SH: You really used a sensory deprivation tank? Like, Stranger Things-style? Was it scary?
JRJ: It was odd at first, but once I got used to hearing my heartbeat and floating, it was awesome. The rest of the folks in The Loop, like any coming-of-age story, are all amalgams from my time growing up in in my hometown (in this case Bend, Oregon). Except for Brewer, who kind of represents my friends J. David Osborne and Brian Allen Carr, and the decency and kindness and truthfulness I admire in those guys.
SH: That is the coolest backstory for a book project ever. Do you think you’ll do more stories in this style?

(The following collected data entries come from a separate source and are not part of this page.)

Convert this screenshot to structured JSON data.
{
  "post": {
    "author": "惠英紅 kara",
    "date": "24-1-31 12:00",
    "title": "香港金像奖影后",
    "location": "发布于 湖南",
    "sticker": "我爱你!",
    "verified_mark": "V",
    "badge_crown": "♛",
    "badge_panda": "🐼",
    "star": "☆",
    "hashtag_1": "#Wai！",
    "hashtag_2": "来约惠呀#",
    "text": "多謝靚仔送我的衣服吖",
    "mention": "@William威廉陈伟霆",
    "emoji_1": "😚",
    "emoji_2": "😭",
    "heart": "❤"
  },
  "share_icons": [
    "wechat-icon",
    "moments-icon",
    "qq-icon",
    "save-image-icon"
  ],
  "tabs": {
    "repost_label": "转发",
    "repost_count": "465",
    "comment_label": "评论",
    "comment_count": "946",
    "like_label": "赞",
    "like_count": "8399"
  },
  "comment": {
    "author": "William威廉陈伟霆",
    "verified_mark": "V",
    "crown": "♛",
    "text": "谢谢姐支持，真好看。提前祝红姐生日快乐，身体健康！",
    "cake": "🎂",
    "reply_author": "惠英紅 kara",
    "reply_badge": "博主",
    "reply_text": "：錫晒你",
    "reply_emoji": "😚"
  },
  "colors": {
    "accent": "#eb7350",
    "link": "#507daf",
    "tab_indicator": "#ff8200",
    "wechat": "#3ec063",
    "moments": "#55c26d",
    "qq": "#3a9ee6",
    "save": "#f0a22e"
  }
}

JRJ: I would absolutely love to do more weird literary sci-fi horror thriller conspiracy romance body-horror novels. I’m pretty religious about letting inspiration guide my projects, though, so who knows.
SH: You said you were transcribing quarantine dreams. Nightmare fuel, all of this stuff: pandemic, murder hornets…
JRJ: Yeah. My kid made me a nightmare book with a light-up skeleton pen that I keep by my bedside. Most of what I write down is incoherent slop by morning, without the tone of the dream to make it make sense, but I definitely find some good imagery in there. There’s a gruesome scene with Jason Ward in The Loop that’s straight from my nightmare book.
SH: With everything being so different now and book tours being canceled and such, are you planning any online speaking engagements? Where can fans see you? Will signed books be an option?
JRJ: Oh, man… I hope I can properly recalibrate to the online world. There’s nothing to replace that buzz of doing live public performances, and reading at Powell’s and out at Telluride Horror Show are these things that recharge my battery for a year or so. I need to find some way to get back out there. Maybe I’ll just start doing ASMR videos where I wear acrylic fingernails and tap on a hairspray bottle and whisper, “Hi… it’s… Quiet Jeremy with another story for you.” I don’t know. I really have to figure that shit out. Signed books have got to be an option, right? If getting signed books out through Powell’s isn’t an option this time, I’ll start offering that through my website again. Any way to stay connected.
Meeting people and drinking with them is like 90% of the point of a book launch. I will do that shit in a hazmat suit if I have to.
SH: I’m glad you put that ASMR video imagery in my head… what a weird note to go out on. Thank you so much for chatting with me tonight!